Source: World Oil
The move confirmed by Mohamed Hashi, head of Somalia’s oil ministry, could help diversify Turkey’s crude supply and is part of Ankara’s ongoing quest to boost ties in a region where China, Russia, Gulf states and the West are also vying for influence. Attracted by the continent’s mineral wealth and a growing population that could fuel a new wave of economic growth, the approach makes perfect sense for the county as it demonstrates its international clout.
Africa is interesting for Turkey because it is a place where it can experiment with all its new activist foreign policy tools and goals, said Batu Coşkun, an Ankara-based researcher at Libya's Sadeq Institute think tank.
On the one hand, this is about soft power, such as aid, education and Turkish language centres, and on the other, trade and economic relations, he said. Nowhere is this better demonstrated than in Somalia, where Turkey operates its largest overseas military base and Turkish companies run the capital’s port and airport. Baykar, the Turkish drone company run by President Recep Tayyip Erdogan’s son-in-law Selcuk Bayraktar, has supplied Somalia with an unknown number of its TB2 model, expanding the country’s offensive against the Islamist group al-Shabaab.

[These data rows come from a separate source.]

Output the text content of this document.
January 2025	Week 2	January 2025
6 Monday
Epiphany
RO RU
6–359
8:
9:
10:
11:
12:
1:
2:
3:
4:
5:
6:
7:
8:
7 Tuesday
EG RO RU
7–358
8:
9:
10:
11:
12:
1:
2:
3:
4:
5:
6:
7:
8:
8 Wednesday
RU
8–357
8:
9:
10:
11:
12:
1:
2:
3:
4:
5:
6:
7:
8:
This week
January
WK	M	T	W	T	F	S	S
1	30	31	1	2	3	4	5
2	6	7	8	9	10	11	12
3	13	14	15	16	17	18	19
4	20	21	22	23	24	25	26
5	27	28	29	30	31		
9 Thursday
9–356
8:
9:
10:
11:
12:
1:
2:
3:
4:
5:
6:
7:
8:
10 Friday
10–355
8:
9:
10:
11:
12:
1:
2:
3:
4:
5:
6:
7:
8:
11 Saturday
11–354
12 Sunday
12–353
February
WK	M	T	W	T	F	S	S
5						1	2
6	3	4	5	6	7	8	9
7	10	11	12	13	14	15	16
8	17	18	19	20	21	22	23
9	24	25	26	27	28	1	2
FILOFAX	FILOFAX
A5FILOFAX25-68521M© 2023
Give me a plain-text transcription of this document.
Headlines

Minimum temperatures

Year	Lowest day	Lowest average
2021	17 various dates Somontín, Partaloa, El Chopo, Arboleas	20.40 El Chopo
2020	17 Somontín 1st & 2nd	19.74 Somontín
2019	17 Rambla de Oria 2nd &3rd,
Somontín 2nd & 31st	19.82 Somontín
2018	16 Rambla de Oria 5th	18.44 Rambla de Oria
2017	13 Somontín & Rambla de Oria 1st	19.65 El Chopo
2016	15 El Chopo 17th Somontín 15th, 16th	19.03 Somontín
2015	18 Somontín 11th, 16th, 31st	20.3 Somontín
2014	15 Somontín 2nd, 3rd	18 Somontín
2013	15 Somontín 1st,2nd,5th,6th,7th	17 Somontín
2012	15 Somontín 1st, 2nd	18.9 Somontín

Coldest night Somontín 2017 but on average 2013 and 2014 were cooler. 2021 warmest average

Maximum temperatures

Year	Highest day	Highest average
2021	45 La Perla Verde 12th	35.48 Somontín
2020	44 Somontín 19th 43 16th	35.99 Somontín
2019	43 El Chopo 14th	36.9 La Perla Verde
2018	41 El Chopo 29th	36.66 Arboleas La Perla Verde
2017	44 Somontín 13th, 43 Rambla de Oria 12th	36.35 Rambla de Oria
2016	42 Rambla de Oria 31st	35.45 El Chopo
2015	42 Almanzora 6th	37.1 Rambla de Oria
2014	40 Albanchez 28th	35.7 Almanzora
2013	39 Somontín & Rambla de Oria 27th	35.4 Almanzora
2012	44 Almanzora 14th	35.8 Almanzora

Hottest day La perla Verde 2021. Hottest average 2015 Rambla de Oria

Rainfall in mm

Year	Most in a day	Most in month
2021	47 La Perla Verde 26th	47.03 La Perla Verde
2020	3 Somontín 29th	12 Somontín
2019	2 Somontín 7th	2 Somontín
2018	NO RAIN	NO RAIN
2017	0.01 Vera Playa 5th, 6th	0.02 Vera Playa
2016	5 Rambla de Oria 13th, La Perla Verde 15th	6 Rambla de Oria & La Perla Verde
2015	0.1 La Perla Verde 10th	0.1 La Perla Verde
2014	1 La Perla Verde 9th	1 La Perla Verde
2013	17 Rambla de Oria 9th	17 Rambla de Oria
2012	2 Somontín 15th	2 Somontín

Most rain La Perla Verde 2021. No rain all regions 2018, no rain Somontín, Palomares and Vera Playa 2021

For Turkey, Somalia offers a geostrategic location to increase its influence in the Horn of Africa and the Indian Ocean, said Omar Mahmood, senior analyst for East Africa at the International Crisis Group.
The engagement with Somalia has served as both a test and a springboard for Turkey’s overall strategy to deepen diplomatic, trade and security ties across the African continent. Since famine decimated Somalia’s population in 2011, Turkey has stood by the impoverished nation, which has been synonymous with conflict and suffering since a civil war broke out.